JAKARTA, Cobisnis.com – Menteri Perindustrian Agus Gumiwang Kartasasmita siap memfasilitasi pencocokan bisnis (business matching) untuk menyesuaikan kebutuhan komponen-komponen yang diperlukan Apple di Indonesia.
Menteri Perindustrian Agus Gumiwang Kartasasmita menjelaskan bahwa pencocokan bisnis lebih cepat untuk dilakukan jika dibandingkan dengan opsi pembangunan pabrik manufaktur gawai Apple di Indonesia.
“Kemenperin akan melakukan proses ‘business matching’. Kami sudah punya listnya terhadap komponen-komponen apa saja, komponen-komponen HP ‘cellphone’ yang sudah diproduksi di Indonesia yang mungkin bisa kita kawinkan, namanya ‘business matching’,” kata Menperin, Rabu 17 April.

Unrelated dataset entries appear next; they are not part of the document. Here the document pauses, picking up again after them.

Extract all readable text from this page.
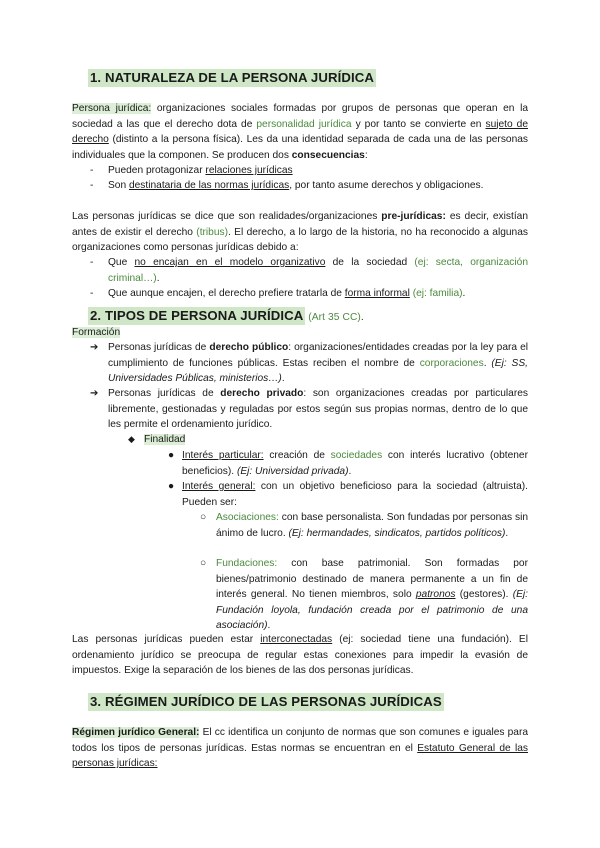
1. NATURALEZA DE LA PERSONA JURÍDICA
Persona jurídica: organizaciones sociales formadas por grupos de personas que operan en la sociedad a las que el derecho dota de personalidad jurídica y por tanto se convierte en sujeto de derecho (distinto a la persona física). Les da una identidad separada de cada una de las personas individuales que la componen. Se producen dos consecuencias:
- Pueden protagonizar relaciones jurídicas
- Son destinataria de las normas jurídicas, por tanto asume derechos y obligaciones.
Las personas jurídicas se dice que son realidades/organizaciones pre-jurídicas: es decir, existían antes de existir el derecho (tribus). El derecho, a lo largo de la historia, no ha reconocido a algunas organizaciones como personas jurídicas debido a:
- Que no encajan en el modelo organizativo de la sociedad (ej: secta, organización criminal…).
- Que aunque encajen, el derecho prefiere tratarla de forma informal (ej: familia).
2. TIPOS DE PERSONA JURÍDICA (Art 35 CC).
Formación
➔ Personas jurídicas de derecho público: organizaciones/entidades creadas por la ley para el cumplimiento de funciones públicas. Estas reciben el nombre de corporaciones. (Ej: SS, Universidades Públicas, ministerios…).
➔ Personas jurídicas de derecho privado: son organizaciones creadas por particulares libremente, gestionadas y reguladas por estos según sus propias normas, dentro de lo que les permite el ordenamiento jurídico.
◆ Finalidad
● Interés particular: creación de sociedades con interés lucrativo (obtener beneficios). (Ej: Universidad privada).
● Interés general: con un objetivo beneficioso para la sociedad (altruista). Pueden ser:
○ Asociaciones: con base personalista. Son fundadas por personas sin ánimo de lucro. (Ej: hermandades, sindicatos, partidos políticos).
○ Fundaciones: con base patrimonial. Son formadas por bienes/patrimonio destinado de manera permanente a un fin de interés general. No tienen miembros, solo patronos (gestores). (Ej: Fundación loyola, fundación creada por el patrimonio de una asociación).
Las personas jurídicas pueden estar interconectadas (ej: sociedad tiene una fundación). El ordenamiento jurídico se preocupa de regular estas conexiones para impedir la evasión de impuestos. Exige la separación de los bienes de las dos personas jurídicas.
3. RÉGIMEN JURÍDICO DE LAS PERSONAS JURÍDICAS
Régimen jurídico General: El cc identifica un conjunto de normas que son comunes e iguales para todos los tipos de personas jurídicas. Estas normas se encuentran en el Estatuto General de las personas jurídicas:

Menperin menyampaikan bahwa Presiden menginginkan perusahaan teknologi raksasa asal Amerika Serikat tersebut bisa memperluas bisnisnya di Indonesia.
Presiden menginginkan Apple bisa membangun pabrik di Indonesia, selain investasi yang sudah ada dan berjalan sekarang, yakni pengembangan talenta digital melalui Apple Academy.
Pemerintah Indonesia dan pihak Apple pun sudah sepakat pembangunan manufaktur diperlukan agar Indonesia menjadi pemain dari rantai pasok Apple di dunia.
Agus menjelaskan bahwa selain membangun pabrik, pencocokan bisnis dapat dilakukan karena Apple dapat memanfaatkan komponen-komponen, seperti baterai, kabel dan lain-lain yang sudah diproduksi di Indonesia.
“Jadi ada dua (opsi) kalau bicara manufacturing, mulai pabrik sendiri atau gunakan yang diproduksi di Indonesia dengan berbagai penyesuaian spesifikasinya,” kata Agus.
Sementara itu Menteri Komunikasi dan Informatika Budi Arie Setiadi memaparkan bahwa dari 360 komponen yang dibutuhkan dalam memproduksi produk Apple, hanya 2 komponen yang tersedia di Indonesia.
“Jadi 360 komponen itu hanya dua dari Indonesia, dibanding Vietnam (memiliki) 72 (komponen). Pak Presiden juga minta Tim Cook kalau bisa lebih banyak lagi komponen dari Apple ini dibuat di Indonesia,” kata Budi Arie.
Di sisi lain, proses agar Indonesia menjadi pemasok produk Apple memerlukan waktu yang tidak sebentar, seperti Vietnam yang menjadi salah satu “benchmark” selama 20 tahun, sedangkan China sudah berjalan 30 tahun.